## GPT API calls for Type 1 Constraint generation

In [None]:
import openai
from openai import OpenAI
import pandas as pd
from datetime import datetime
import os
import openpyxl
from dotenv import load_dotenv
from anthropic import Anthropic

In [None]:
# from google.colab import drive
# from google.colab import files
# drive.mount('/content/drive')

In [None]:
# path = "<Enter path to CSV file containing stories and their corresponding instruction.>"
# output_path = "<Enter path to CSV file where constraints are to be stored."

In [None]:
# df = pd.read_csv(path)
# df.head()
# # Ensure indexing of df starts at 0

In [None]:
load_dotenv()
api_key = os.getenv('OPENAI_API_KEY')

client = OpenAI(api_key=api_key)

In [None]:
claude_api_key = os.getenv('CLAUDE_API_KEY')
claude_client = Anthropic(
    api_key=claude_api_key
)
print(claude_api_key)

In [None]:
# # system_prompt = """You are a writing expert. I am going to give you a blog as an input. You can assume that a large language model (LLM) generated the blog.
# # Your task is to generate a set of 39 free-form constraints from the blog that you think might have been given to the LLM to generate the blog.
# # DO NOT REPEAT CONSTRAINTS. I am looking for a variety of creative, free-form constraints pertaining to the content of the blog. These constraints need to be atomic. An atomic constraint refers to a single, indivisible constraint/condition. If a constraint encompasses multiple conditions or constraints and can be decomposed further, please do so.
# # Avoid using proper nouns in your constraints. Try to generate constraints that satisfy/drive at least a few sentences in the blog (do not write very specific constraints that will be satisfied by only one line of the blog).
# # Read the input blog carefully, and come up with 39 content-related constraints. These should strictly pertain to the ideas, arguments, or narrative direction of the blog and impact how the blog develops.
# # If (and only if) you cannot write 39 atomic, content-based constraints, give me stylistic constraints based on how the blog is written. These could talk about the tone of the language, use of examples, voice (first/third person), mood, formatting, etc.
# # Write all the constraints in the form of instructions. For example, if you want to write "The blog should include practical tips.", phrase it as "The blog should include practical tips."
# # """

# prompt_examples = """ Here is an example -

# Input -
# Working from home has become the new normal for millions of professionals worldwide. While it offers flexibility and eliminates commutes, it also presents unique challenges that can impact both productivity and well-being.

# To optimize your home workspace, start by creating a dedicated area free from distractions. This space should have good lighting, comfortable seating, and all necessary equipment within reach. Many experts recommend facing a window for natural light, which can boost mood and energy levels.

# Establish clear boundaries between work and personal time.

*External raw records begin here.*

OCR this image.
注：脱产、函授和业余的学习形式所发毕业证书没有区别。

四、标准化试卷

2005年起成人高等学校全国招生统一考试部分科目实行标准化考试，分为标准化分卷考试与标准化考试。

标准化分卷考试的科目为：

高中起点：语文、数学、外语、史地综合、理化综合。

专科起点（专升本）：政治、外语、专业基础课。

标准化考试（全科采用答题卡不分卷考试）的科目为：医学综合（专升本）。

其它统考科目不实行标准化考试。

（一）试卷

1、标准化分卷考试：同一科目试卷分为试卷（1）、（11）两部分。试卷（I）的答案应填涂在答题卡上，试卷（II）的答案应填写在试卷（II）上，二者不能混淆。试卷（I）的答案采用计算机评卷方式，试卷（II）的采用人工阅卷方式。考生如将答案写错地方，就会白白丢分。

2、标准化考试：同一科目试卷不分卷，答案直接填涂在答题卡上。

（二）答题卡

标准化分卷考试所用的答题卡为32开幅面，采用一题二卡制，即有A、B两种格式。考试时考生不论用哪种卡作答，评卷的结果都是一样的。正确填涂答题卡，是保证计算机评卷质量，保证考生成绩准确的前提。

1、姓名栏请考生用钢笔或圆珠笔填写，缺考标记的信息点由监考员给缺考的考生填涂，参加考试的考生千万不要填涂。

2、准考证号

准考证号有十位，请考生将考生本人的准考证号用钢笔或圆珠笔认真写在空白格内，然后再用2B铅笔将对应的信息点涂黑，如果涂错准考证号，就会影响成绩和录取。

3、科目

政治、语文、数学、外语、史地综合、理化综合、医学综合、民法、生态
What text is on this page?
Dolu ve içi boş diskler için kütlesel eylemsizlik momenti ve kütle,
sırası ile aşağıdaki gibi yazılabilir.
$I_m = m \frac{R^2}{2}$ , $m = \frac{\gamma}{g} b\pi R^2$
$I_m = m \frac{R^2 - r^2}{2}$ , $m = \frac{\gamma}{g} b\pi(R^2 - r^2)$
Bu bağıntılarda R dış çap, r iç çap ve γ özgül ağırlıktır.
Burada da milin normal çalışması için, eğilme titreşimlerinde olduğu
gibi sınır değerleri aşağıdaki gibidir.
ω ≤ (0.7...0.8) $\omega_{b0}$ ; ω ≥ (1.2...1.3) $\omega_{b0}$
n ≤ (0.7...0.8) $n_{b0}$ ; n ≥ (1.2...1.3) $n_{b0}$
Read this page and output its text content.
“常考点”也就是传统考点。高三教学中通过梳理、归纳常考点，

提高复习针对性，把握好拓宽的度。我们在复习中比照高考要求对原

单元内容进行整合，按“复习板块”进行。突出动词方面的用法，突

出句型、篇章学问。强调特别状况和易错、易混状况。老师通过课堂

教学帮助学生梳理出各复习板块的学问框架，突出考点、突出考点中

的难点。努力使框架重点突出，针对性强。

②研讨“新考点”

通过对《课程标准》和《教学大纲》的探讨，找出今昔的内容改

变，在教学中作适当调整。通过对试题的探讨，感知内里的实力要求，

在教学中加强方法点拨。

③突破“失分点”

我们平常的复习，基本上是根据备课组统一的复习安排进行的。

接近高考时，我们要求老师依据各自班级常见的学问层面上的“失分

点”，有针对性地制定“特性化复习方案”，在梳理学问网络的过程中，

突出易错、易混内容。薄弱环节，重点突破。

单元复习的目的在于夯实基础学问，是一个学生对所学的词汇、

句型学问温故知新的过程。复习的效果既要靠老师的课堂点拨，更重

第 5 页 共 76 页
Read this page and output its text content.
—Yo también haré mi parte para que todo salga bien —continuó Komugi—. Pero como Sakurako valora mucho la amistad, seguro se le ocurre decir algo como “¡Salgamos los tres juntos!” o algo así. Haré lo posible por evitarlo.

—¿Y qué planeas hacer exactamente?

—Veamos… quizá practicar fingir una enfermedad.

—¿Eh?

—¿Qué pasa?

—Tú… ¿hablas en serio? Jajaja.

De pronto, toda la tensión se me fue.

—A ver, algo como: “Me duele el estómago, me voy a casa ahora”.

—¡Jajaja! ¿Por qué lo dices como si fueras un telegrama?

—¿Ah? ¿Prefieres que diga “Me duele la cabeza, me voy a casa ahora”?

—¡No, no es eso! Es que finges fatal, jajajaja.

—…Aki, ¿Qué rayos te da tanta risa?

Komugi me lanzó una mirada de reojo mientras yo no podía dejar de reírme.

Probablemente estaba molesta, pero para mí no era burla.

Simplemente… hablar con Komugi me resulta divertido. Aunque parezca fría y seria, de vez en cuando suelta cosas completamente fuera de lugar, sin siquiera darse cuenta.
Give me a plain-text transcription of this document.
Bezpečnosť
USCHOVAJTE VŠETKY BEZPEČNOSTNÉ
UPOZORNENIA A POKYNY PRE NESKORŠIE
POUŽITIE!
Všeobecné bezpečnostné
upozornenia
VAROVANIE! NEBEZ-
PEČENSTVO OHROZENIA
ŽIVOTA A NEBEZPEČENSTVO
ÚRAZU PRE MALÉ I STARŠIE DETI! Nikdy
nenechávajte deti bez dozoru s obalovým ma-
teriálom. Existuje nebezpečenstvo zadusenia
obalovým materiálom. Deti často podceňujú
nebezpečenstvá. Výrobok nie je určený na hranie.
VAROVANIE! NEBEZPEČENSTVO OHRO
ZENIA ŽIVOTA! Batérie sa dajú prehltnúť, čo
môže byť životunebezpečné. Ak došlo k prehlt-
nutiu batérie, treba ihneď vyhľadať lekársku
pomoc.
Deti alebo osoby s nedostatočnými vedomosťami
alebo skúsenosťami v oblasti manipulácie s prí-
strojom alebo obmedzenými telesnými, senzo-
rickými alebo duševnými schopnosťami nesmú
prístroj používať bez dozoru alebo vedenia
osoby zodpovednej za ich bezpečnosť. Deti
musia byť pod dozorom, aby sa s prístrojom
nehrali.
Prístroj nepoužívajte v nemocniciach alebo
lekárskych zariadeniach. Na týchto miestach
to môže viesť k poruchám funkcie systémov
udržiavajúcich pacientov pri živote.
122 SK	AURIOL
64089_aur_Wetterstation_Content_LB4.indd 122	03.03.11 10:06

Set specific work hours and stick to them, just as you would in an office. Communicate these boundaries to family members or housemates to minimize interruptions during work hours.

# Take regular breaks throughout the day. The Pomodoro Technique, which involves 25-minute focused work sessions followed by 5-minute breaks, can help maintain concentration and prevent burnout. Use break time to stretch, hydrate, or take a short walk.

# Stay connected with colleagues through regular video calls and instant messaging. This helps maintain team cohesion and prevents feelings of isolation. Schedule virtual coffee breaks or team-building activities to foster relationships.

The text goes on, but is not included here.